Report: Seattle police shot Charleena Lyles 7 times, autopsy shows

Charleena Lyles

SEATTLE -- An autopsy report released by Charleena Lyles' family attorney reveals the Seattle woman was shot seven times by police and was about 15 weeks pregnant when she died.

Our news partner The Seattle Times first reported the news Wednesday:

"Three of the gunshots fired by officers Jason Anderson and Steven McNew struck Lyles in the front of the torso and chest, three struck her in the back or rear of her arm, and one grazed the side of her ribs, according to the report.

"Several of the wounds would have been life-threatening on their own, including the one that cut through her uterus and the fetus, according to an autopsy performed by the King County Medical Examiner’s Office."

The report also says that Lyles had no drugs or alcohol in her system when she was shot and killed by Seattle police officers inside her apartment on June 18.

“I thought I was at the low point of being sad, but the sadness just got worse,” Charles Lyles told the Times through his attorney, Karen Koehler. “Hearing the details of the shooting just makes me feel more empty. I lost my daughter and my next grandson. I just don’t have the words.”

Charles Lyles, who was appointed by King County Superior Court to manager his daughter's estate, decided to release the autopsy and toxicology reports.

Others in the family, however, released a statement Wednesday denouncing the action by Lyles and his attorney, Karen Koehler.

"... (Koehler) placed Charleena's children in a position of possibly having to hear about details of their mother's killing on the news or at school without any preparation," the statement reads. "Additionally, she may well have compromised the longer term interests of the children by speaking publicly about the facts of the shooting prior to the coming inquest and without a chance for strategic reflection with counsel for the rest of the family about how these newly-produced findings may affect any litigation or claims."

The statement was signed by two of Charleena Lyles' sister, her brother and two cousins.

Legal battle

Lyles' death is also turning into a legal battle for the city of Seattle. Her father filed a claim earlier this month, the first step toward a lawsuit over what he considers the wrongful death of his daughter shot by Seattle police.

The family says they are fighting for compensation for Charleena’s four children.

If the case doesn’t get settled, attorneys will have to convince a jury that two police officers used unnecessary deadly force when Charleena allegedly charged at them in her apartment with knives. She had called 911 to report a burglary in her apartment.

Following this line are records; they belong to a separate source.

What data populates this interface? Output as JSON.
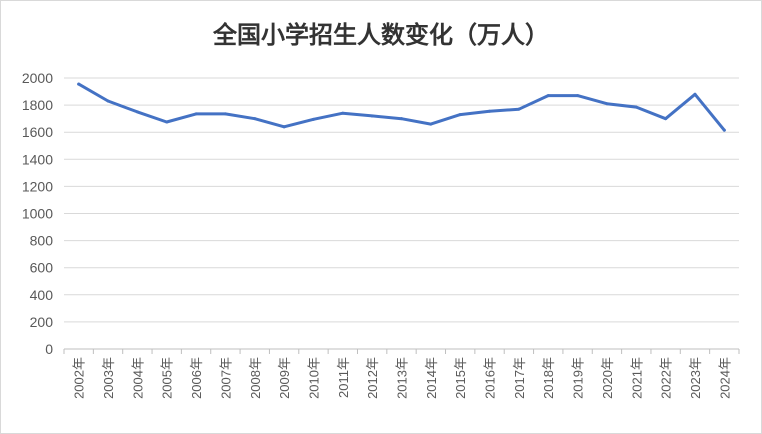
{
  "chart_data": {
    "type": "line",
    "title": "全国小学招生人数变化（万人）",
    "xlabel": "",
    "ylabel": "",
    "ylim": [
      0,
      2000
    ],
    "yticks": [
      0,
      200,
      400,
      600,
      800,
      1000,
      1200,
      1400,
      1600,
      1800,
      2000
    ],
    "grid": true,
    "categories": [
      "2002年",
      "2003年",
      "2004年",
      "2005年",
      "2006年",
      "2007年",
      "2008年",
      "2009年",
      "2010年",
      "2011年",
      "2012年",
      "2013年",
      "2014年",
      "2015年",
      "2016年",
      "2017年",
      "2018年",
      "2019年",
      "2020年",
      "2021年",
      "2022年",
      "2023年",
      "2024年"
    ],
    "series": [
      {
        "color": "#4472c4",
        "values": [
          1955,
          1830,
          1750,
          1675,
          1735,
          1735,
          1700,
          1640,
          1695,
          1740,
          1720,
          1700,
          1660,
          1730,
          1755,
          1770,
          1870,
          1870,
          1810,
          1785,
          1700,
          1880,
          1615
        ]
      }
    ]
  }
}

Attorneys say the case is more than just what happened during the shooting but they point to the fact that in a six-month period prior to the July shooting, Seattle police were called to Charleena’s apartment 23 times. Fourteen of those calls were domestic calls.

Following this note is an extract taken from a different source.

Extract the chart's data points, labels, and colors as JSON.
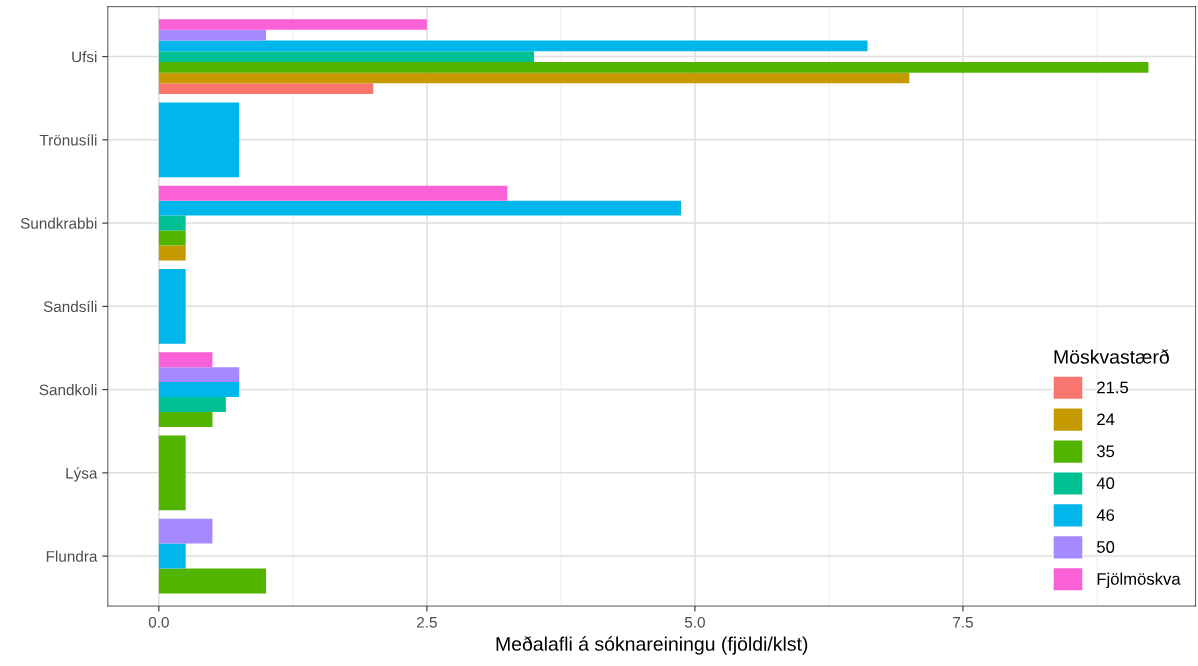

The family says Seattle police should have been well aware of Charleena’s mental instability and that deadly force should have never been used.

“Here they are -- they show up with guns, they don’t have de-escalation tools, the one that had the Taser left it back at the office,” attorney Karen Koehler said.

About two weeks before the incident in which Charleena was killed, the 30-year-old mother of four had called police to her apartment displaying unstable behavior.

“A person in sound mental health doesn’t think that the police are devils and KKK and they can morph into a wolf and clone your daughter,” Koehler said, alluding to past comments attributed to Charleena.

Charleena’s family blames Seattle police for not being prepared when she called 911 to report the burglary.

“She was struggling to improve herself. She was always asking for help,” attorney Travis Jameson said.

“She was a single mother of four struggling by herself. She made sure her kids had Nike shoes, too, you know what I mean? A nice pair of pants,” Lyles said.

The city of Seattle does not comment on open claims.